I was going to create a topic for this, but this thread is just as appropriate.
The Space Shuttle, officially the Space Transportation System (STS), is the fruition of an idea whos time has come--and gone about twenty years ago. The concept behind it was a spacecraft that could be launched into orbit by rocket, and then glide back into the atmosphere to a landing like an aircraft, and be reusable. It was conceived that such a spacecraft would be more feasible to use than conventional expendable rockets and space capsules. Just as importantly, it was a space project by which the US could demonstrate its technical prowess to the world (read: the Soviet Union). "If we can conceive it, we can make it" was the inspiration, not unlike Kennedy's earlier, "because it's there" raison d'etre for the manned moon missions. So, the Space Shuttle program was kicked-off, the first shuttle was launched ito space, it came back and landed as expected. It was spectacularly successful. Soon, more shuttles were built, and shuttle launches became so common that they ceased to be aired by the major television broadcast corps.

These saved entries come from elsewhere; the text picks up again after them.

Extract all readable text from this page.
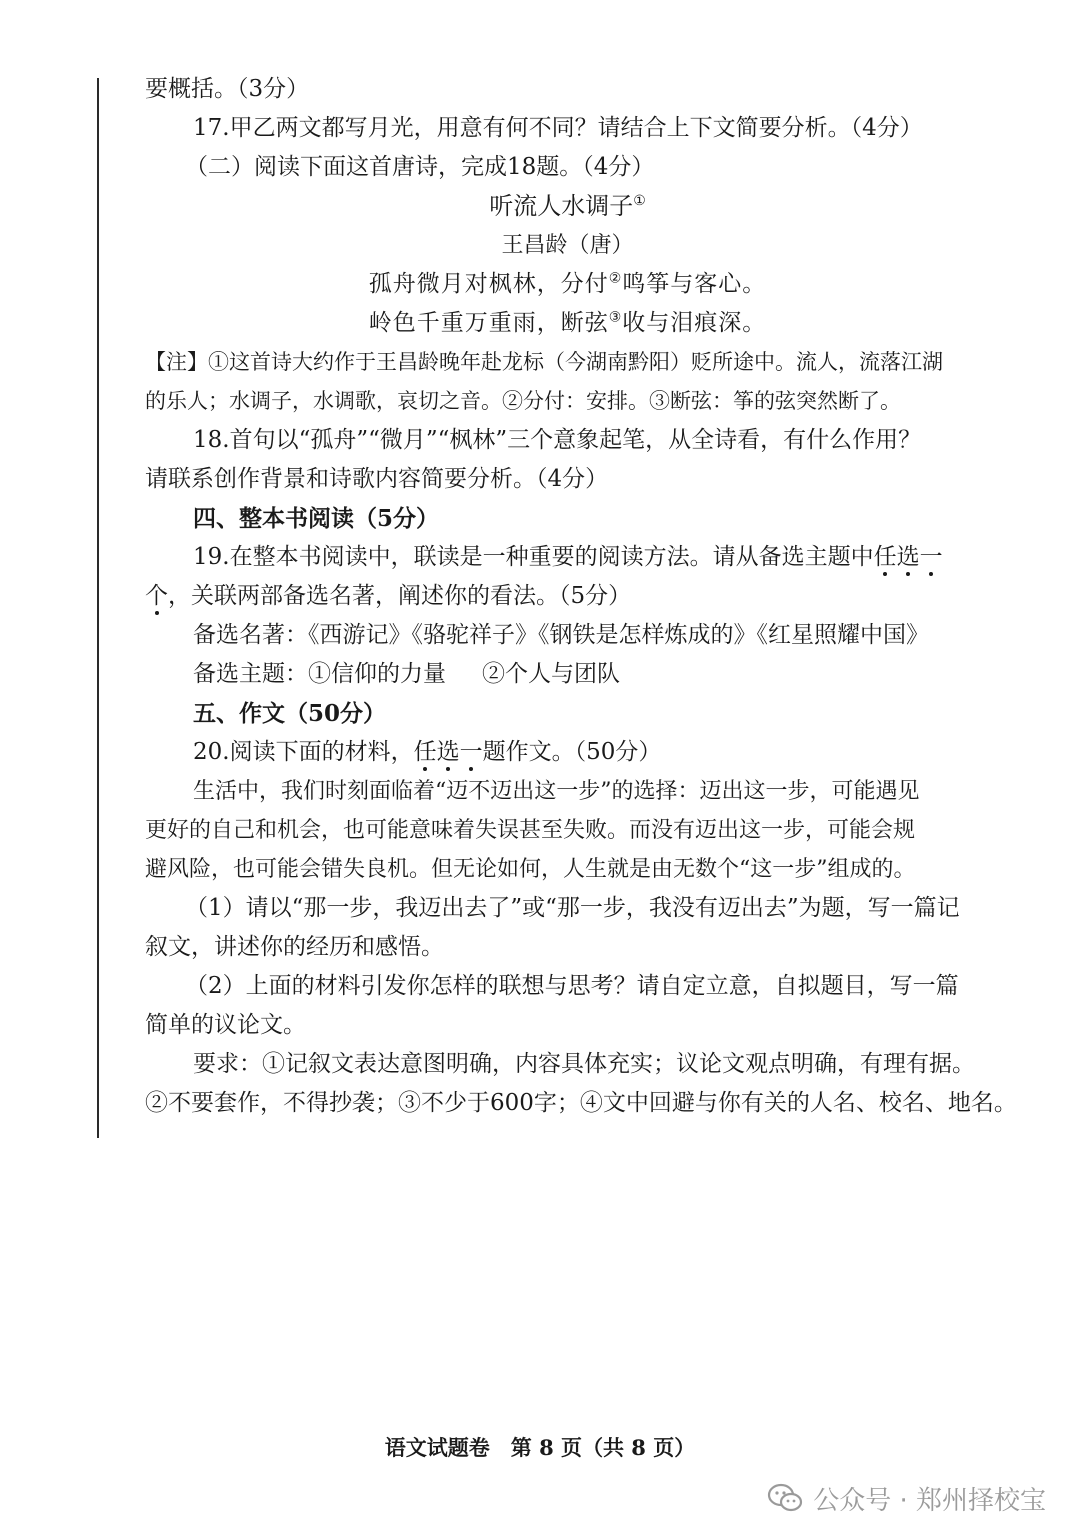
要概括。（3分）

17.甲乙两文都写月光，用意有何不同？请结合上下文简要分析。（4分）

（二）阅读下面这首唐诗，完成18题。（4分）

听流人水调子①

王昌龄（唐）

孤舟微月对枫林，分付②鸣筝与客心。

岭色千重万重雨，断弦③收与泪痕深。

【注】①这首诗大约作于王昌龄晚年赴龙标（今湖南黔阳）贬所途中。流人，流落江湖

的乐人；水调子，水调歌，哀切之音。②分付：安排。③断弦：筝的弦突然断了。

18.首句以“孤舟”“微月”“枫林”三个意象起笔，从全诗看，有什么作用？

请联系创作背景和诗歌内容简要分析。（4分）

四、整本书阅读（5分）

19.在整本书阅读中，联读是一种重要的阅读方法。请从备选主题中任选一

个，关联两部备选名著，阐述你的看法。（5分）

备选名著：《西游记》《骆驼祥子》《钢铁是怎样炼成的》《红星照耀中国》

备选主题：①信仰的力量 ②个人与团队

五、作文（50分）

20.阅读下面的材料，任选一题作文。（50分）

生活中，我们时刻面临着“迈不迈出这一步”的选择：迈出这一步，可能遇见

更好的自己和机会，也可能意味着失误甚至失败。而没有迈出这一步，可能会规

避风险，也可能会错失良机。但无论如何，人生就是由无数个“这一步”组成的。

（1）请以“那一步，我迈出去了”或“那一步，我没有迈出去”为题，写一篇记

叙文，讲述你的经历和感悟。

（2）上面的材料引发你怎样的联想与思考？请自定立意，自拟题目，写一篇

简单的议论文。

要求：①记叙文表达意图明确，内容具体充实；议论文观点明确，有理有据。

②不要套作，不得抄袭；③不少于600字；④文中回避与你有关的人名、校名、地名。

语文试题卷　第 8 页（共 8 页）
公众号 · 郑州择校宝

The problem with the StS is that it's ends, rocket launch/ aircraft return, and semi-reusability, are irrelevant and incongruent to the larger, international space program objectives: duration research in space, the return to the moon, and a manned mission to the planet Mars.
The STS is so exceedingly complex that any ideas of cost-effectiveness were thrown out of the equation even while it was still being developed. It's been cheaper and much more reliable to use conventional rockets to deliver payloads to space. Science experiments are better handled by the International Space Station (ISS) than by the STS, which was not designed to stay in orbit for much more than a week.
The STS is in effect a very expensive, highly unreliable freighter that has proven to be woefully inappropriate and obsolete for the purposes it's being applied to. It is the white elephant of the US space program.
A few weeks ago the New York Times reported that the Space Shuttle program is going to be phased out in favor of more conventional rockets and space capsules. NPR broadcast a similar story today.